Solidarność ma wciąż wiele do zrobienia
Wciąż walczymy o to, żeby ludziom żyło się lepiej – mówią działacze Solidarności z Warmii i Mazur.
Na Placu Solidarności w Olsztynie uroczyście obchodzono 39. rocznicę powstania związku. W oczach dawnego opozycjonisty Władysława Kałudzińskiego – Solidarność to zryw narodowy, który dał nam wolność. Powinniśmy ją szanować, a różnice w poglądach nie powinny nas dzielić, a łączyć.
-Przez te lata dużo się zmieniło. Wtedy wiedzieliśmy z kim walczymy: z wrogiem, imperialistą, który zagarnął nasz kraj. Dziś jesteśmy wolni, a wewnątrz toczy się brudna walka polityczna – dodaje Józef Dziki przewodniczący Solidarności na Warmii i Mazurach.
–Dziś związek walczy przede wszystkim o prawa pracowników.
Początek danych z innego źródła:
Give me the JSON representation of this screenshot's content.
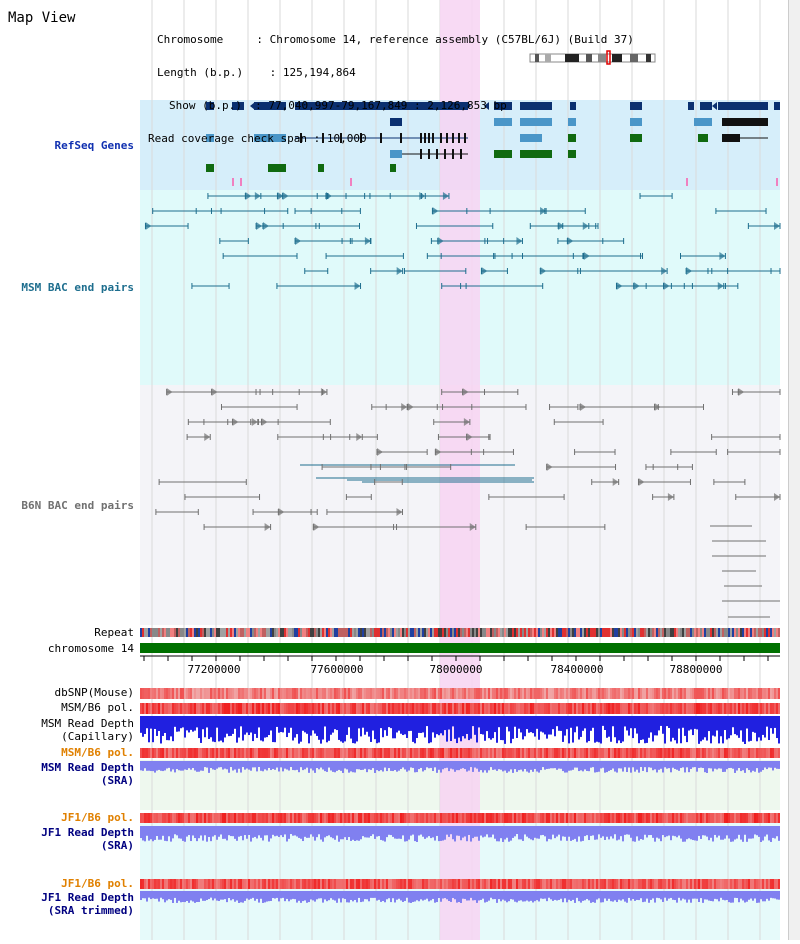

Jednak wartości powinno się pielęgnować i przekazywać kolejnym pokoleniom – mówił Sławomir Koniuszy, przewodniczący Związku Zawodowego Policjantów na Warmii i Mazurach.
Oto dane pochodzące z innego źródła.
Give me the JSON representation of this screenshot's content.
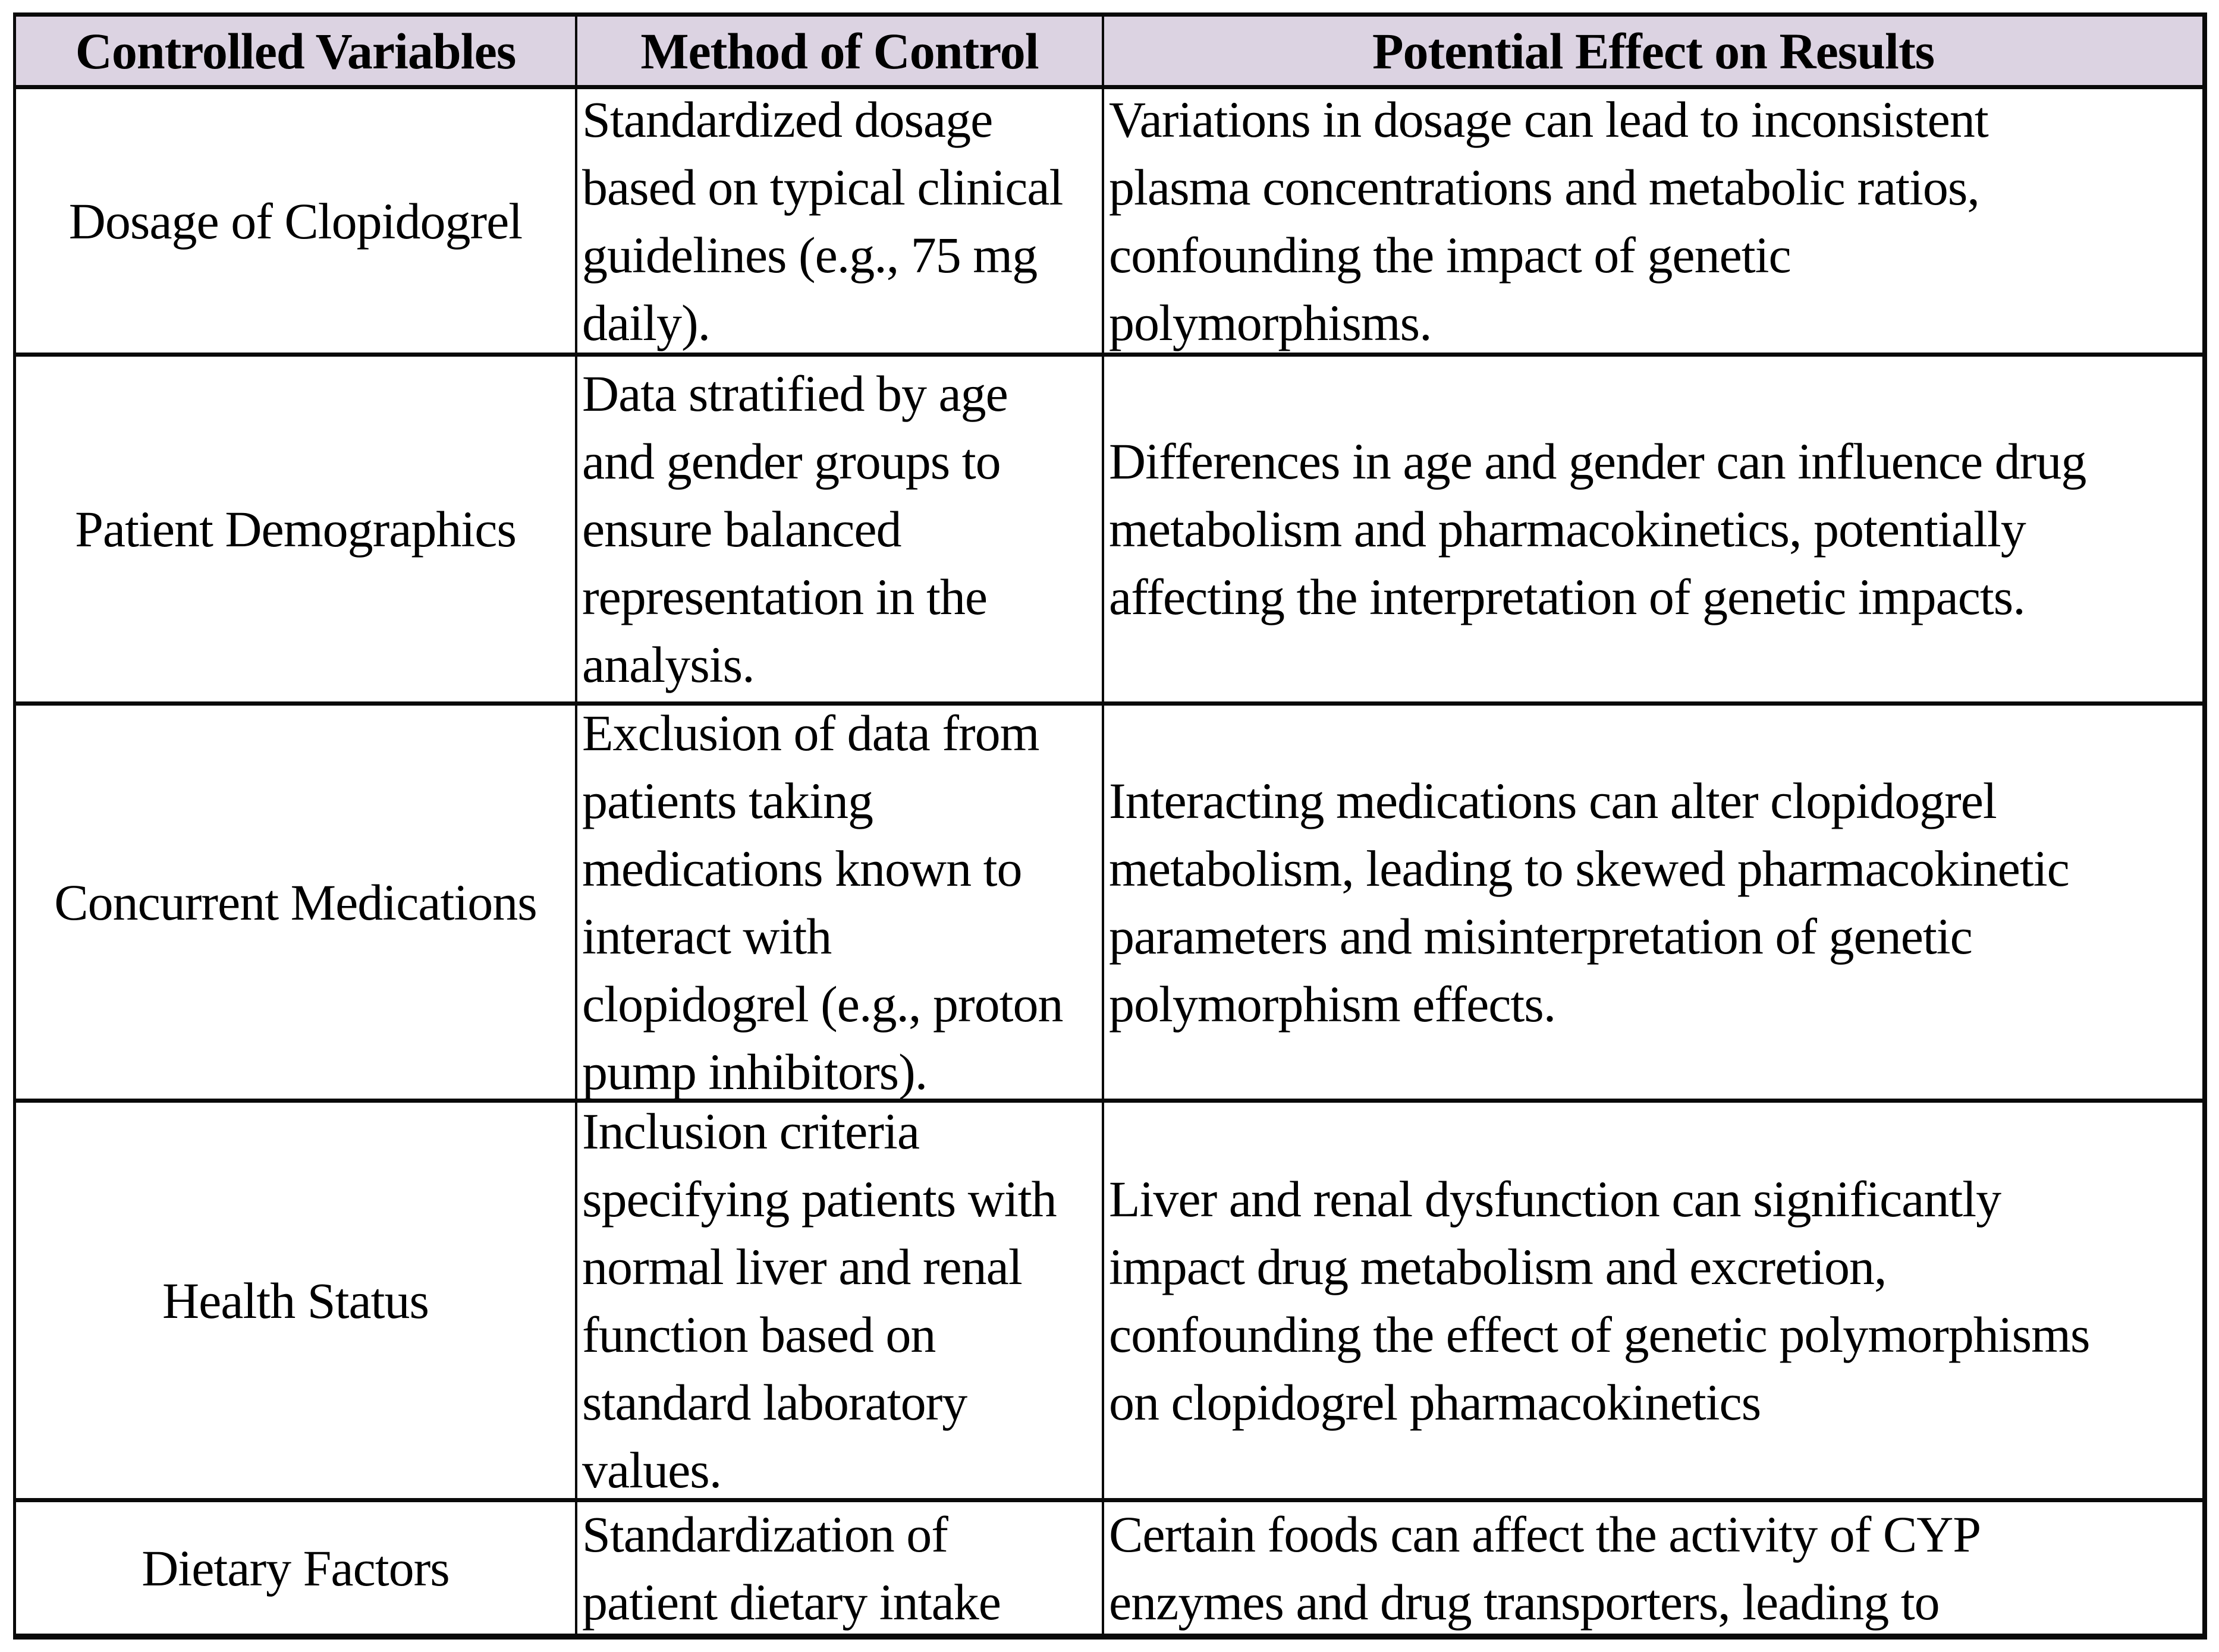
{
  "colors": {
    "header_bg": "#DCD3E2",
    "border": "#0a0a0a",
    "text": "#000000",
    "page_bg": "#ffffff"
  },
  "table": {
    "headers": [
      "Controlled Variables",
      "Method of Control",
      "Potential Effect on Results"
    ],
    "rows": [
      {
        "variable": "Dosage of Clopidogrel",
        "method": "Standardized dosage\nbased on typical clinical\nguidelines (e.g., 75 mg\ndaily).",
        "effect": "Variations in dosage can lead to inconsistent\nplasma concentrations and metabolic ratios,\nconfounding the impact of genetic\npolymorphisms."
      },
      {
        "variable": "Patient Demographics",
        "method": "Data stratified by age\nand gender groups to\nensure balanced\nrepresentation in the\nanalysis.",
        "effect": "Differences in age and gender can influence drug\nmetabolism and pharmacokinetics, potentially\naffecting the interpretation of genetic impacts."
      },
      {
        "variable": "Concurrent Medications",
        "method": "Exclusion of data from\npatients taking\nmedications known to\ninteract with\nclopidogrel (e.g., proton\npump inhibitors).",
        "effect": "Interacting medications can alter clopidogrel\nmetabolism, leading to skewed pharmacokinetic\nparameters and misinterpretation of genetic\npolymorphism effects."
      },
      {
        "variable": "Health Status",
        "method": "Inclusion criteria\nspecifying patients with\nnormal liver and renal\nfunction based on\nstandard laboratory\nvalues.",
        "effect": "Liver and renal dysfunction can significantly\nimpact drug metabolism and excretion,\nconfounding the effect of genetic polymorphisms\non clopidogrel pharmacokinetics"
      },
      {
        "variable": "Dietary Factors",
        "method": "Standardization of\npatient dietary intake",
        "effect": "Certain foods can affect the activity of CYP\nenzymes and drug transporters, leading to"
      }
    ]
  }
}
Na uroczystościach obecny był również Zbigniew Przewłocki współzałożyciel i przewodniczący Solidarności w OZOS-ie w 1981 roku. – Walczyliśmy głównie o godność ludzi, o ich bezpieczeństwo i odpowiednie warunki pracy, ale również o ich właściwą ocenę. Wszędzie zdarza się, że ważniejsze od umiejętności są koneksje – mówił Zbigniew Przewłocki.
Ogólnopolskie uroczystości odbędą się w Gdańsku 31 sierpnia.